Speaking late Tuesday to the Echo by phone, Adams said that while his personal instinct had been to attend the one-day hearing, lawyers for the three Irishmen detained in Colombia had asked him not to go.

“After Henry Hyde’s response, I can see why,” Adams said. “He has two of these guys convicted.”

Adams said at his earlier press conference the Sinn Fein leadership was unaware of the visit of three Irish republicans to Colombia last year until their arrests.

“Had I known, I would have advised strongly against such a visit,” Adams said.

The three, Martin McCauley, James Monaghan, and Niall Connolly, were arrested were initially charged with passport violations. In March, they were indicted for aiding terrorists in Colombia.

Denying the party leadership could be responsible for the movements of every republican, Adams said: “I believe their visit to Colombia to have been ill-advised, even though, as they argue, well-intentioned.”

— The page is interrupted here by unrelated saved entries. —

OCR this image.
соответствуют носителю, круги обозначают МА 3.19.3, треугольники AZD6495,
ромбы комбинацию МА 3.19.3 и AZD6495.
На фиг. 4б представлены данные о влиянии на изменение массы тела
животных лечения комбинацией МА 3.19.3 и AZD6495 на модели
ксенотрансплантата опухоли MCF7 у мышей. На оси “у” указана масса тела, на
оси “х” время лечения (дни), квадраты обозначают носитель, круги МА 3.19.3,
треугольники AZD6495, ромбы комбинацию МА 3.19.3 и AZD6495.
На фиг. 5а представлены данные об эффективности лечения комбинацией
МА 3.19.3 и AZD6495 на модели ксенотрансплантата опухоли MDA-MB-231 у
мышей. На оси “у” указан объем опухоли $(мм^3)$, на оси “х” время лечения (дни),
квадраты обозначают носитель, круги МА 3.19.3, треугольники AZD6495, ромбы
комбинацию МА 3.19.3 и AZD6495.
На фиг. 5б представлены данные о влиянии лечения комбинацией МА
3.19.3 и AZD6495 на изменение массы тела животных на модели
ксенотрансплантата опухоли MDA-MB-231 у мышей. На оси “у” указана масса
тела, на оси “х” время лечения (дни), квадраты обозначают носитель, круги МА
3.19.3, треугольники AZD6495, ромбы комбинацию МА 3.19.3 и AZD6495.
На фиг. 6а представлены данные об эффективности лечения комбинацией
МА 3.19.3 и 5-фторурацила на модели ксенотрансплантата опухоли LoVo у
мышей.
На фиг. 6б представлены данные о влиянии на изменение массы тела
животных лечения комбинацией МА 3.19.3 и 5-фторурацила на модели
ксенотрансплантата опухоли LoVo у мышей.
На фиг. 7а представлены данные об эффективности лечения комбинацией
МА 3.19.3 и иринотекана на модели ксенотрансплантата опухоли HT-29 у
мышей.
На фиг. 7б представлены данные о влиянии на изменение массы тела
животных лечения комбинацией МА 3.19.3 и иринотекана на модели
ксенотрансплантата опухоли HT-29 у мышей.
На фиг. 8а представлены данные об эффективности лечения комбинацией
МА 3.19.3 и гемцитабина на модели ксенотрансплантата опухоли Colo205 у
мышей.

Adams said that though he is concerned about the men’s plight, his primary concern remains the Irish peace process.

“My priorities have been to defend the peace process, to defend Sinn FTin’s essential contribution to it, and to give proper consideration to the plight of the three men presently in detention in Colombia, their right to a fair trial and the anxieties of their families.

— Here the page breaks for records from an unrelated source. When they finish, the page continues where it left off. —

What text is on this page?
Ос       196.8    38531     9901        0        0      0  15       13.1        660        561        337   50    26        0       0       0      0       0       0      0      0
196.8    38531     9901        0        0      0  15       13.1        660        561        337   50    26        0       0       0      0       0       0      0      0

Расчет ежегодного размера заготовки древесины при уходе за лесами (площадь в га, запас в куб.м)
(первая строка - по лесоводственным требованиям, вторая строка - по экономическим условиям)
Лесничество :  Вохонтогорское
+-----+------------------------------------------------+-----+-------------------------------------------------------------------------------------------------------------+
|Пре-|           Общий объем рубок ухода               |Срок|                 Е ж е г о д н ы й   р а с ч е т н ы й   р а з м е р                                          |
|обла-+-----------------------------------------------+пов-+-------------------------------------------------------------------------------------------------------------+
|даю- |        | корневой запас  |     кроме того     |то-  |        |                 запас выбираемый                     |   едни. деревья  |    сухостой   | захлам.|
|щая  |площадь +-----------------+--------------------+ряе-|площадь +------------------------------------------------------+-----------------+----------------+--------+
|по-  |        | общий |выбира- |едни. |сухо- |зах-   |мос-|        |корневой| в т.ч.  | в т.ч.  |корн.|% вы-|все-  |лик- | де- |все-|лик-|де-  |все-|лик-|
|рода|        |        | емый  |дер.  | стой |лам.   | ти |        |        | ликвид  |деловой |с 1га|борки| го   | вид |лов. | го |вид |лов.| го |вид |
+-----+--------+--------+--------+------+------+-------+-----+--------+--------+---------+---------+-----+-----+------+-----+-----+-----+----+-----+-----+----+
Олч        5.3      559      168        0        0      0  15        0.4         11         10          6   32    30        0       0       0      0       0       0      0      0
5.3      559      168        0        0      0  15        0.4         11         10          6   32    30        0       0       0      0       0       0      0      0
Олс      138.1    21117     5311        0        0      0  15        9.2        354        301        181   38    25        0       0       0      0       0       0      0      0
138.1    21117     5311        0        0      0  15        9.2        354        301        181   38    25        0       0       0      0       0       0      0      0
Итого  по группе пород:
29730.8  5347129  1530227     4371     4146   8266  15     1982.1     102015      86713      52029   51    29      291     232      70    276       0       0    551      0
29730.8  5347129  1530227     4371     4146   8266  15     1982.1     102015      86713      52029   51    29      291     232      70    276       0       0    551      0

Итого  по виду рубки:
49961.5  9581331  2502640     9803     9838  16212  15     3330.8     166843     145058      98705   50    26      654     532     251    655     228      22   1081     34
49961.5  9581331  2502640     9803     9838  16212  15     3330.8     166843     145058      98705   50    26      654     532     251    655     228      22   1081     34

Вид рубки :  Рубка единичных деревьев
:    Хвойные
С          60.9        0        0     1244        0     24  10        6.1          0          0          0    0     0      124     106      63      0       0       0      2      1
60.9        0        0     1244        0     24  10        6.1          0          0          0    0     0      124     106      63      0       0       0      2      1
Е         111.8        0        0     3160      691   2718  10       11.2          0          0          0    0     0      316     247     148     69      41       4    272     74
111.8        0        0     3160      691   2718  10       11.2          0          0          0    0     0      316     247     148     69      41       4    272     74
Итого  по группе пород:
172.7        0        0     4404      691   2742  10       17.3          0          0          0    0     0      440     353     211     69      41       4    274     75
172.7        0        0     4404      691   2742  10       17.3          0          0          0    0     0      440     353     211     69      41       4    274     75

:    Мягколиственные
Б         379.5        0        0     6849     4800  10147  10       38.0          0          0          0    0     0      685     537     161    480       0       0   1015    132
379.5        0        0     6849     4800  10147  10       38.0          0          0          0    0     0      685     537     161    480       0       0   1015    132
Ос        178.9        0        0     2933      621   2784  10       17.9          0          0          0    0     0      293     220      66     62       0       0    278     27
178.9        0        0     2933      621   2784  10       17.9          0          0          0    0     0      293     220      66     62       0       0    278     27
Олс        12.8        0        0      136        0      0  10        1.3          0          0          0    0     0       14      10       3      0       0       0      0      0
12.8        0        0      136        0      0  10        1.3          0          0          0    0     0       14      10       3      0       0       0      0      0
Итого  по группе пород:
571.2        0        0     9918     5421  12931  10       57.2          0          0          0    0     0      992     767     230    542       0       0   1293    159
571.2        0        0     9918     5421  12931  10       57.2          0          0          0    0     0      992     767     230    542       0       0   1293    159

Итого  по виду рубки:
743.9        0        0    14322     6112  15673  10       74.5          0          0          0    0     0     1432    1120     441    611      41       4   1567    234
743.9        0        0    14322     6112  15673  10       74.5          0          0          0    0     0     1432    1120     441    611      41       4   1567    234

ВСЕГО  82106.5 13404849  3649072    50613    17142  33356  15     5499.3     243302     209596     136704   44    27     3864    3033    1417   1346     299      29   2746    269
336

“I have received legal advice from lawyers representing the three men in Colombia. It argues that the congressional hearings, and my presence at them, may well be prejudicial to any possibility of a fair trial.

“It is also my view that the hearings are only coincidentally about Ireland. They are essentially about the relationship between the USA and Colombia. These matters are for the governments of these two countries.”

Adams also said he was satisfied with the IRA’s statement of last Sept. 19 when it said it had sent no one to Colombia to train or to engage in any military cooperation with any group.

“In my conversations with U.S. officials and with political representatives, I have made it clear that Irish republicans, whether as ordinary citizens or as activists, have no desire to interfere in the internal affairs of other countries,” Adams said.

“Anyone who observes our record and our role in the peace process will know our commitment to peace in our own country and throughout the world is steadfast.”

In his letter to Hyde, Adams said the changed name of the committee hearing to “International Global Terrorism: Its Links with Illicit Drugs As Illustrated by the IRA and Other Groups in Colombia” implied that republicans tolerated drug use.

“Irish republicans are resolutely opposed to the scourge of drugs,” Adams wrote. “We have no links to drugs or the drugs trade. Our stand against drugs and the misery they bring to all communities is a matter of public record.

“Sinn Fein is also implacably opposed to international terrorism,” Adams said, adding that the party poses no threat to U.S. security interests.

He said he is concerned that anti-peace process elements had seized on the issue to try to damage the peace process.

The arrest of the three Irish men in Columbia was a possible miscarriage of justice, he said, and is being used to undermine Sinn Fein’s contribution to the peace process.

“In all my dealings with the U.S. government, political leaders and Irish America, going back over many years, I have been open, honest and truthful,” Adams said. “I have honored every commitment I have ever made, publicly or privately.”